1 c. unsalted butter, softened
2/3 c. milk
32 oz. powdered sugar
1 Tbsp strong brewed coffee
Cream butter; gradually add sugar alternately with milk, beating at low speed after each addition until blended. Stir in coffee. Frost your cake.

My name is Laura, and I am addicted to gourmet coffee. I knew I should have declined the bag of Arabian Mocha Sanani that Kilby brought as part of her wedding gift. I was already hooked on Starbucks but was going to try and downgrade for the pocketbook’s sake—never mind that I had tried this once before and was absolutely disgusted with the other options. We stocked up on the Good Stuff when it was on sale last month, and I just opened up my last “stash bag.” Yes, I suspect I am, and rather hate, merely paying for the Starbucks name. I don’t think I need gourmet, per se, to make me happy; I just need drinkable, ideally slightly pleasurable coffee. Any recommendations would be appreciated.

I don’t mean to make my first post off-topic. I see this as a matter of frugal shopping, something I am pleased to use some of my time to accomplish while my husband is laboring away to keep us fed and sheltered.
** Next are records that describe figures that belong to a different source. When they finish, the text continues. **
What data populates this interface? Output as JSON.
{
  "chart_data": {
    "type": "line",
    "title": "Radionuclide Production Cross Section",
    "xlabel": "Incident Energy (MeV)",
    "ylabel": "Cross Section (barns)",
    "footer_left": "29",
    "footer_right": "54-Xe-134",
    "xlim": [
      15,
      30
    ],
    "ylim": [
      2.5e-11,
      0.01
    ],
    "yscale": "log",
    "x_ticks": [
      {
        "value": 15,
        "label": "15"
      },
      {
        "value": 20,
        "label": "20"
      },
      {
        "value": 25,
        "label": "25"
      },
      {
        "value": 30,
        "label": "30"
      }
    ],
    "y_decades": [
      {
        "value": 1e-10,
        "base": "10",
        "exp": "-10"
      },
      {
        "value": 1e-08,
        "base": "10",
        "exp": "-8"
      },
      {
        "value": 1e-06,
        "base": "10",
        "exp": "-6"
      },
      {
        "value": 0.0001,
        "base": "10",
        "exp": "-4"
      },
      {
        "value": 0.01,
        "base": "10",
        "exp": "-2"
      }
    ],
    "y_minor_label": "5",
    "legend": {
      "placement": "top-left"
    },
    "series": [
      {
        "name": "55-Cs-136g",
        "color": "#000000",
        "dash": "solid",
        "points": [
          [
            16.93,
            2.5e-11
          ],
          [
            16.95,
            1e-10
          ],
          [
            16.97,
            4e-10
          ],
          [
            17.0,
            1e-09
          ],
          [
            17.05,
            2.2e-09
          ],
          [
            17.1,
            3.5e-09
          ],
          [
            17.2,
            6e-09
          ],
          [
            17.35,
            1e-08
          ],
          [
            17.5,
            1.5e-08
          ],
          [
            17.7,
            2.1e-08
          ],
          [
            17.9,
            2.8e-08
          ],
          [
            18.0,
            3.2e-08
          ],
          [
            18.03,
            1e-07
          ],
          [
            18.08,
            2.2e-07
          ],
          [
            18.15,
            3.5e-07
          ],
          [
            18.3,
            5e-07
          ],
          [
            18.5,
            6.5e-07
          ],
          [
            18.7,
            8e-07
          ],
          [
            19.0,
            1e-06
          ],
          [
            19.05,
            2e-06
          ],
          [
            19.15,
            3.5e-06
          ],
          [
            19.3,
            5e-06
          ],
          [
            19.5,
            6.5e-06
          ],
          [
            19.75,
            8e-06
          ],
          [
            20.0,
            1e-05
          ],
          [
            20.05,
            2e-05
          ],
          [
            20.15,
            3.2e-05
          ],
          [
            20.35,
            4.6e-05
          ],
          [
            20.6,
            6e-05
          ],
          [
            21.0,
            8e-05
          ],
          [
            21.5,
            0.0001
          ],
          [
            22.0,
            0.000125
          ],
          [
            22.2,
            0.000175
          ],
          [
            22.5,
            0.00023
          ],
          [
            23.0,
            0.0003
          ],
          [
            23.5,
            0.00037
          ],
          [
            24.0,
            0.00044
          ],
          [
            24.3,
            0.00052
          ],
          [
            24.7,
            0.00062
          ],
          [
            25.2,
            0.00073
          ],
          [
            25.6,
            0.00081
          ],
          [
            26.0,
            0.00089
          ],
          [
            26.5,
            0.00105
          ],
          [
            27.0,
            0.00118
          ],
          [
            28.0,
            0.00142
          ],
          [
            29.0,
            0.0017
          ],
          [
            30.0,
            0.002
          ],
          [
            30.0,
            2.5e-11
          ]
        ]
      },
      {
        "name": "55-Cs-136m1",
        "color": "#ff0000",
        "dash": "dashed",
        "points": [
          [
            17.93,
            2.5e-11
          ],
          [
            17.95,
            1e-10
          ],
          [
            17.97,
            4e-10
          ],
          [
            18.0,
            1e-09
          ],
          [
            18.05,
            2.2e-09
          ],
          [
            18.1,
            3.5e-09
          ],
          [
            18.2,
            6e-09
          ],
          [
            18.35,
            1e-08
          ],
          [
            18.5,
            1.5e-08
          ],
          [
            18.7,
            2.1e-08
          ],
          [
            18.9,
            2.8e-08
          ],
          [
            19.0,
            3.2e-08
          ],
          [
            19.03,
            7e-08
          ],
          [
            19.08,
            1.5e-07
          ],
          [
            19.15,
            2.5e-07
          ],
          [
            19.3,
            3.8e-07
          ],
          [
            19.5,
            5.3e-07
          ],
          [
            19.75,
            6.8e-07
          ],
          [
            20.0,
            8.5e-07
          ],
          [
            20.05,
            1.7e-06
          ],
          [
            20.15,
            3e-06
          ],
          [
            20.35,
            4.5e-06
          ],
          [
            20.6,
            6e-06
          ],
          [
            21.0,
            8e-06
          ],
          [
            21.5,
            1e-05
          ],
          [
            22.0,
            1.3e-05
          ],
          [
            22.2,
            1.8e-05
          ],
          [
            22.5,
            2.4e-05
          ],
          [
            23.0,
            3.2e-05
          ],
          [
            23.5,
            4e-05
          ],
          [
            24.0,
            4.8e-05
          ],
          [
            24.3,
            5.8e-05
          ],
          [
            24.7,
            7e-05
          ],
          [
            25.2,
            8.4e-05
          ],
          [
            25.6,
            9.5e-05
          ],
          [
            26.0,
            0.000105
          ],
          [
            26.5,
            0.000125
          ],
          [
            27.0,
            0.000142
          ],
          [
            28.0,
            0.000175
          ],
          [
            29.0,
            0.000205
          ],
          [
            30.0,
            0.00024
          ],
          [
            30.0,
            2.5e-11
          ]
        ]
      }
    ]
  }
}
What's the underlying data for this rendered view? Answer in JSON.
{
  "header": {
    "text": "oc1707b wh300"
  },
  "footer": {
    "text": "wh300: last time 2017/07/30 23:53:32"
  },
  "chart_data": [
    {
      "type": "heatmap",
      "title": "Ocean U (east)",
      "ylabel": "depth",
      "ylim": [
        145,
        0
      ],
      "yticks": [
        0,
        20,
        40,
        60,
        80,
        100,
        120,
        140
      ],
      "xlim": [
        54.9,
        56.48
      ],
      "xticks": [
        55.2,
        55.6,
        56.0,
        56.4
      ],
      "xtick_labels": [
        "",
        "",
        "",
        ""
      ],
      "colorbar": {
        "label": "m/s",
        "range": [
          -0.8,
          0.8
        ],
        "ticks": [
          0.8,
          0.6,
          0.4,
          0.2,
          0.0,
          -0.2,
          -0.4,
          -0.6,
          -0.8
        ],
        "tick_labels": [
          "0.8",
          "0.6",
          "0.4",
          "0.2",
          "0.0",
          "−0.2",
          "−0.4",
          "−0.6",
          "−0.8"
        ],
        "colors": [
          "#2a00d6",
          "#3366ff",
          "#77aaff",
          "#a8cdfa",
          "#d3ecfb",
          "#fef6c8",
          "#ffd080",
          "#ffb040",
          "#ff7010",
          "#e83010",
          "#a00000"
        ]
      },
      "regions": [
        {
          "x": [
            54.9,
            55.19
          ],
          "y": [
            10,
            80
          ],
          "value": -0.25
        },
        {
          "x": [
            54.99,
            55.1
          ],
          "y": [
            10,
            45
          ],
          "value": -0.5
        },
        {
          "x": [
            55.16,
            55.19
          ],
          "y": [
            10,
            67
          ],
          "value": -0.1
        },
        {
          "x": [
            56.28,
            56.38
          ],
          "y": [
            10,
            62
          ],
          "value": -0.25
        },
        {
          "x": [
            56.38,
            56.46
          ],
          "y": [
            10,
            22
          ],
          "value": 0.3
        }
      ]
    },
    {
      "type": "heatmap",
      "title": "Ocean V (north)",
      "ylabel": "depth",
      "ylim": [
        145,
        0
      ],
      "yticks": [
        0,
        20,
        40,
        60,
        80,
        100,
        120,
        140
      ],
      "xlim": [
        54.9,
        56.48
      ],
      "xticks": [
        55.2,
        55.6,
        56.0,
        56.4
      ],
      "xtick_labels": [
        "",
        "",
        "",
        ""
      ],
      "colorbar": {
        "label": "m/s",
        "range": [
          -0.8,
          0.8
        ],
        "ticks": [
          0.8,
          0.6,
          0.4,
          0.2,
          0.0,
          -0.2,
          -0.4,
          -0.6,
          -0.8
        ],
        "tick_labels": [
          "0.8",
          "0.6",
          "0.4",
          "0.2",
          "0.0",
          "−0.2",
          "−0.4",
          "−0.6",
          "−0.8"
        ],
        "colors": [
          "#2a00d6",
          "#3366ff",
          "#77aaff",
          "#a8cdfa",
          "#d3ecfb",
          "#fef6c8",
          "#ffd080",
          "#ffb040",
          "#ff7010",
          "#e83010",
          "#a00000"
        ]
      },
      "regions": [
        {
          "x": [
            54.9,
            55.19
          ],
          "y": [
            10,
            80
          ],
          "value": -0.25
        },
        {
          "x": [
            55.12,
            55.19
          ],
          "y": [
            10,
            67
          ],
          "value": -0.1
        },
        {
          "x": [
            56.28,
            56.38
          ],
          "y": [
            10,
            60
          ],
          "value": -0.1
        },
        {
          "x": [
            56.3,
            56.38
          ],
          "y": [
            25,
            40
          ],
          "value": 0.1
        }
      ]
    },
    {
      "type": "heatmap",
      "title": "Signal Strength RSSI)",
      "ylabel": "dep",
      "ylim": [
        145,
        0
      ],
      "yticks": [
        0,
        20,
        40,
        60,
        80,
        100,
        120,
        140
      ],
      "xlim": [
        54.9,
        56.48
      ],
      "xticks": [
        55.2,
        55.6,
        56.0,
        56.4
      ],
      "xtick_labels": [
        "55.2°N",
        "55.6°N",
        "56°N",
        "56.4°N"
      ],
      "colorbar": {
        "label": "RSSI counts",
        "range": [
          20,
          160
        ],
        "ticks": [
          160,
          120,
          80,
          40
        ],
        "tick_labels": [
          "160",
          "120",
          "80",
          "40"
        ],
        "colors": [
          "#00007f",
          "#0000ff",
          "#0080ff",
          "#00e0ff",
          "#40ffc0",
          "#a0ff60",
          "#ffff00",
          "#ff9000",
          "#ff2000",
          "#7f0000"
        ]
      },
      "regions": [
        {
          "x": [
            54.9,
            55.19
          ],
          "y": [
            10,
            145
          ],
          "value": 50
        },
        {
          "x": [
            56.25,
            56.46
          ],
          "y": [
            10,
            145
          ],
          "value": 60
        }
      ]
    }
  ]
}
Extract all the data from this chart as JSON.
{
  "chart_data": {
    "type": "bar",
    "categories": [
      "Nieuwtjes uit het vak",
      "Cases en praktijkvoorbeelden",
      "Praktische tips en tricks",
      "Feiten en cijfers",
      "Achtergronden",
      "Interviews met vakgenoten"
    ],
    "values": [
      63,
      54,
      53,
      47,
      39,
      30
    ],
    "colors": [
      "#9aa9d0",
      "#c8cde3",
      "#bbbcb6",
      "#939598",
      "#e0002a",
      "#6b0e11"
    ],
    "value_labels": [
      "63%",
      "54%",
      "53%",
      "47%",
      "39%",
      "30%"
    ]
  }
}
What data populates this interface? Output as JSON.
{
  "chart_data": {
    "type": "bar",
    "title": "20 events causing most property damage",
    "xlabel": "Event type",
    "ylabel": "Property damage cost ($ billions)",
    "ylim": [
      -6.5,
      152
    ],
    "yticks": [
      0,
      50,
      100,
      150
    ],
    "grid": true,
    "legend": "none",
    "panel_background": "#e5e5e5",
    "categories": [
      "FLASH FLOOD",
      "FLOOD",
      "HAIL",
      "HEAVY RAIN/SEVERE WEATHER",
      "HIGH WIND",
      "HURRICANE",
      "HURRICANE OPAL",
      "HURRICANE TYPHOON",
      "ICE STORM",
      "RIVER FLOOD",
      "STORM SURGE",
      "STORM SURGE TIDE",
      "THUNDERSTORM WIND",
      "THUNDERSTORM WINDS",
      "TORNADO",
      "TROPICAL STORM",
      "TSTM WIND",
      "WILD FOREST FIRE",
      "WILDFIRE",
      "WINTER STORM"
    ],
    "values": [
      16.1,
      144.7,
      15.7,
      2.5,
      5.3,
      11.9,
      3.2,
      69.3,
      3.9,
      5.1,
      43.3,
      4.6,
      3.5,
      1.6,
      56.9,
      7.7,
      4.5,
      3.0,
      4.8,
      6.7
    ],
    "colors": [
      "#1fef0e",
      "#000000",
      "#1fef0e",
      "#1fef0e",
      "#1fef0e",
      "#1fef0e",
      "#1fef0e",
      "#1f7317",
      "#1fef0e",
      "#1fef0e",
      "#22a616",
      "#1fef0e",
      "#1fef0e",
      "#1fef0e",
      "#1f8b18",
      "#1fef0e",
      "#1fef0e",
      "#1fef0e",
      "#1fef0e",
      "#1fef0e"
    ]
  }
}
My strategies so far are: 1) make weekly grocery lists from the sales circular, not the gourmet cookbook; 2) shop around, but sensibly—gas prices now easily offset any minute savings from the store further down the road; and 3) try to make everything possible from scratch. It does help to “cost out” the actual bargain if I make something myself rather than buying it ready-made to any degree. For example, I can make pretty good scones, which are also pretty healthy for scones, for $.29 each, or $2.32 for a batch. A certain favorite cafe sells scones for upwards of $3 a piece, and if you ask me they’re better off sticking with coffee anyway. Maybe I am just compulsive, but doing this sort of math makes me feel powerful and useful—and is consequently a bit addicting.

I have been a full-time housewife for exactly two months, currently residing in my native South with a displaced (and endearingly disgruntled) Yankee. I will try very hard not to show you all up with my, as one has already put it, vast expertise. … Really I am hungry for all sorts of housekeeping wisdom, and as I come across particularly ingenious tips I will share them here.